Oh, I do wish everyone’s stenosis could have as good a result as mine. From four years of pain with surgeons telling me “Well, you might walk but you’ll certainly never run again…” to playing on a soccer team.
But I never know if it’d be dickish to parade my good fortune… hey, wait, I could spoiler it. So read this if your spine problems involve a cyst, or if you’re an NSS (normally spined person):
[SPOILER]So I had four years of excruciating sciatica. I could walk with a cane, but had to use stairs at work so I was reduced to using the handrail like a ski hill tow rope.

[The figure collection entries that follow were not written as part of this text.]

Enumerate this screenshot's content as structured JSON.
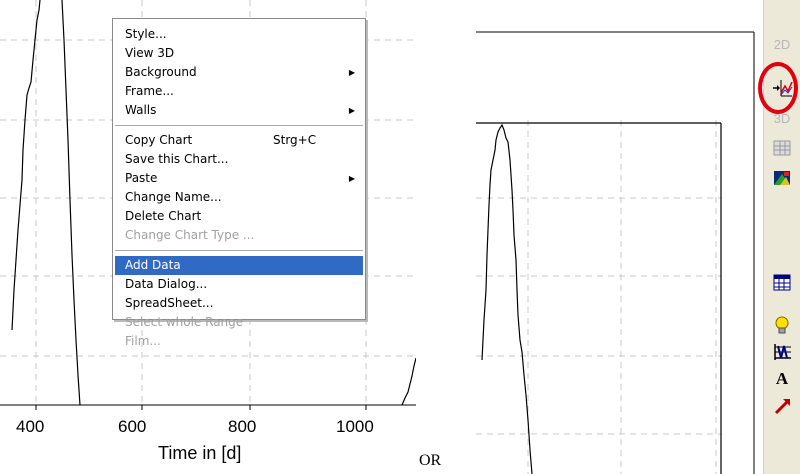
{
  "left_chart": {
    "x_ticks": [
      "400",
      "600",
      "800",
      "1000"
    ],
    "x_axis_title": "Time in [d]"
  },
  "context_menu": {
    "items": [
      {
        "label": "Style...",
        "state": "enabled"
      },
      {
        "label": "View 3D",
        "state": "enabled"
      },
      {
        "label": "Background",
        "state": "enabled",
        "submenu": true
      },
      {
        "label": "Frame...",
        "state": "enabled"
      },
      {
        "label": "Walls",
        "state": "enabled",
        "submenu": true
      },
      {
        "label": "Copy Chart",
        "state": "enabled",
        "shortcut": "Strg+C"
      },
      {
        "label": "Save this Chart...",
        "state": "enabled"
      },
      {
        "label": "Paste",
        "state": "enabled",
        "submenu": true
      },
      {
        "label": "Change Name...",
        "state": "enabled"
      },
      {
        "label": "Delete Chart",
        "state": "enabled"
      },
      {
        "label": "Change Chart Type ...",
        "state": "disabled"
      },
      {
        "label": "Add Data",
        "state": "highlighted"
      },
      {
        "label": "Data Dialog...",
        "state": "enabled"
      },
      {
        "label": "SpreadSheet...",
        "state": "enabled"
      },
      {
        "label": "Select whole Range",
        "state": "disabled"
      },
      {
        "label": "Film...",
        "state": "disabled"
      }
    ]
  },
  "separator_text": "OR",
  "toolbar": {
    "label_2d": "2D",
    "label_3d": "3D",
    "text_tool_label": "A",
    "icons": [
      "2d-mode",
      "add-data",
      "3d-mode",
      "data-table",
      "color-palette",
      "spreadsheet",
      "lightbulb",
      "axis-grid",
      "text-tool",
      "pointer-arrow"
    ]
  },
  "colors": {
    "menu_highlight": "#316ac5",
    "highlight_ring": "#e0000e",
    "toolbar_background": "#ece9d8",
    "disabled_text": "#a0a0a0"
  }
}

I was getting physical therapy, acupuncture and chiropractic, but my insurance refused to pay for an MRI, and X-Rays didn’t show anything wrong. Finally (45 months later!), my doc got me an MRI and there it was-- a cyst the size of a pingpong ball in my lumbar vertebrae. And it was compressing my spinal cord from pencil diameter to pencil lead. (we’re talking .05mm mechanical pencil lead…)
So I immediately met with these great spinal surgeons who said “First, we’ll open up your back and scrape off most of these two vertebrae here to get at the cyst…” Well, crap, I might need some bone down there, but I had to do it… Surgery was set for the next week.
I mentioned that to a surgeon friend who said “Nonono…[asia minor accent]…even if best surgeon which happens to be me opens up your back, is Pandora’s box, you are not knowing what gets in. I set up appointment with Prabeesh, you see him tomorrow.”
Well, long story short, Prabeesh shoved a syringe in my back (the same gauge that hippos shoot up with), pumped a gallon of saline and cortisone into that cyst and ‘exploded’ it!
He was asking if he’d aimed right, so I was supplying color commentary: “Yep, you got it, and… it’s the size of a golf ball, racquetball…tennis ball, and, whoa, it just popped!”
As soon as the needle was winched out, I hopped off the table and danced a jig.
And was out playing soccer two days later. Slowly, but happily.
–
Sorry if this might be insensitive to current Spinal Pain Sufferers…
But, hey, I paid my dues (four years of agony), and I will never take walking across a room without whimpering for granted.